The official mission statement of Bread and Water for Africa reads:

To promote positive change in Africa by supporting and strengthening grassroots initiatives for community self-sufficiency, health, orphan care and education. Our charity not only provides emergency relief to African peoples in need, but also promotes sustainable growth to provide Africa’s children with a brighter future. 

Bread and Water for Africa’s partner organizations are based within and run by the communities that they serve.  They work in the areas of health care, orphan care, agriculture/farming, water harvesting and education and vocational training in an attempt to empower impoverished African citizens to break the vicious cycle of poverty. 
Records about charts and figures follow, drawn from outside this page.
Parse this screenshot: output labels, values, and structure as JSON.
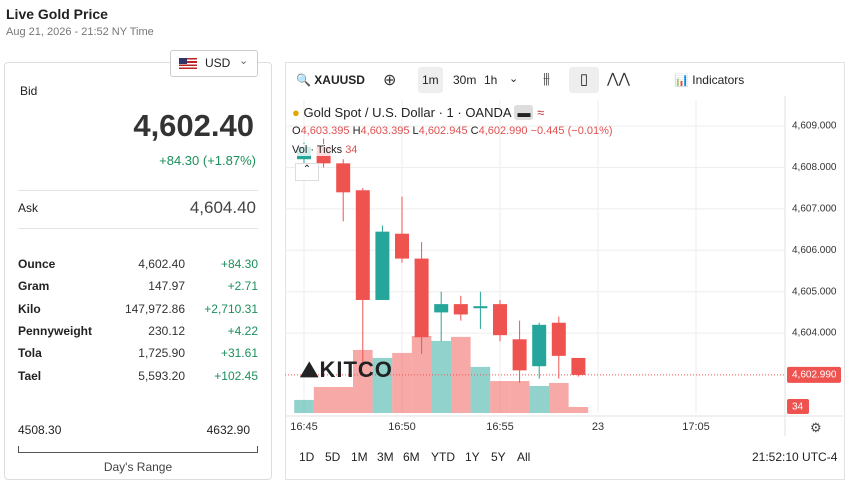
{
  "header": {
    "title": "Live Gold Price",
    "date": "Aug 21, 2026 - 21:52 NY Time",
    "currency": "USD"
  },
  "bid": {
    "label": "Bid",
    "price": "4,602.40",
    "change": "+84.30 (+1.87%)"
  },
  "ask": {
    "label": "Ask",
    "price": "4,604.40"
  },
  "units": [
    [
      "Ounce",
      "4,602.40",
      "+84.30"
    ],
    [
      "Gram",
      "147.97",
      "+2.71"
    ],
    [
      "Kilo",
      "147,972.86",
      "+2,710.31"
    ],
    [
      "Pennyweight",
      "230.12",
      "+4.22"
    ],
    [
      "Tola",
      "1,725.90",
      "+31.61"
    ],
    [
      "Tael",
      "5,593.20",
      "+102.45"
    ]
  ],
  "range": {
    "low": "4508.30",
    "high": "4632.90",
    "label": "Day's Range"
  },
  "toolbar": {
    "symbol": "XAUUSD",
    "intervals": [
      "1m",
      "30m",
      "1h"
    ],
    "indicators": "Indicators"
  },
  "legend": {
    "title": "Gold Spot / U.S. Dollar · 1 · OANDA",
    "ohlc": [
      [
        "O",
        "4,603.395"
      ],
      [
        "H",
        "4,603.395"
      ],
      [
        "L",
        "4,602.945"
      ],
      [
        "C",
        "4,602.990"
      ]
    ],
    "change": "−0.445 (−0.01%)",
    "vol_label": "Vol · Ticks",
    "vol_value": "34"
  },
  "logo": "KITCO",
  "chart": {
    "type": "candlestick",
    "ylim": [
      4602.07,
      4609.63
    ],
    "yticks": [
      {
        "value": 4609,
        "label": "4,609.000"
      },
      {
        "value": 4608,
        "label": "4,608.000"
      },
      {
        "value": 4607,
        "label": "4,607.000"
      },
      {
        "value": 4606,
        "label": "4,606.000"
      },
      {
        "value": 4605,
        "label": "4,605.000"
      },
      {
        "value": 4604,
        "label": "4,604.000"
      }
    ],
    "xticks": [
      "16:45",
      "16:50",
      "16:55",
      "23",
      "17:05"
    ],
    "open": [
      4608.2,
      4608.5,
      4608.1,
      4607.45,
      4604.8,
      4606.4,
      4605.8,
      4604.5,
      4604.7,
      4604.6,
      4604.7,
      4603.85,
      4603.2,
      4604.25,
      4603.4
    ],
    "high": [
      4608.6,
      4608.7,
      4608.2,
      4607.5,
      4606.6,
      4607.3,
      4606.2,
      4605.0,
      4604.9,
      4605.0,
      4604.8,
      4604.3,
      4604.25,
      4604.4,
      4603.4
    ],
    "low": [
      4608.1,
      4608.0,
      4606.7,
      4603.3,
      4604.8,
      4605.7,
      4603.5,
      4603.8,
      4604.3,
      4604.1,
      4603.8,
      4602.8,
      4602.9,
      4602.9,
      4602.95
    ],
    "close": [
      4608.5,
      4608.1,
      4607.4,
      4604.8,
      4606.45,
      4605.8,
      4603.9,
      4604.7,
      4604.45,
      4604.65,
      4603.95,
      4603.1,
      4604.2,
      4603.45,
      4602.99
    ],
    "volume": [
      74,
      147,
      147,
      357,
      312,
      340,
      436,
      408,
      431,
      261,
      181,
      181,
      153,
      170,
      34
    ],
    "up_color": "#26a69a",
    "down_color": "#ef5350",
    "grid": true,
    "last_price": {
      "value": 4602.99,
      "label": "4,602.990"
    },
    "last_volume": "34"
  },
  "ranges": [
    "1D",
    "5D",
    "1M",
    "3M",
    "6M",
    "YTD",
    "1Y",
    "5Y",
    "All"
  ],
  "clock": "21:52:10 UTC-4"
}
Specific projects that Bread and Water for Africa and its sister organizations have funded include: the construction of orphanage dormitories, fresh water pumps and primary schools, the purchasing of dairy cows, farm equipment, and high-quality seeds and fertilizers, and even emergency grants to supply partners in Kenya with extra security during times of political unrest.

Despite the pressure that the recent economic downturn has placed on the non-profit sector, Bread and Water for Africa is still fighting each and every day to provide its partners with the financial support that they need to continue their progress.  The close ties maintained with partner organization directors, many of whom are local volunteers like Phyllis in Kenya, ensures that the funds provided by Bread and Water for Africa are used efficiently and effectively to achieve the best results possible.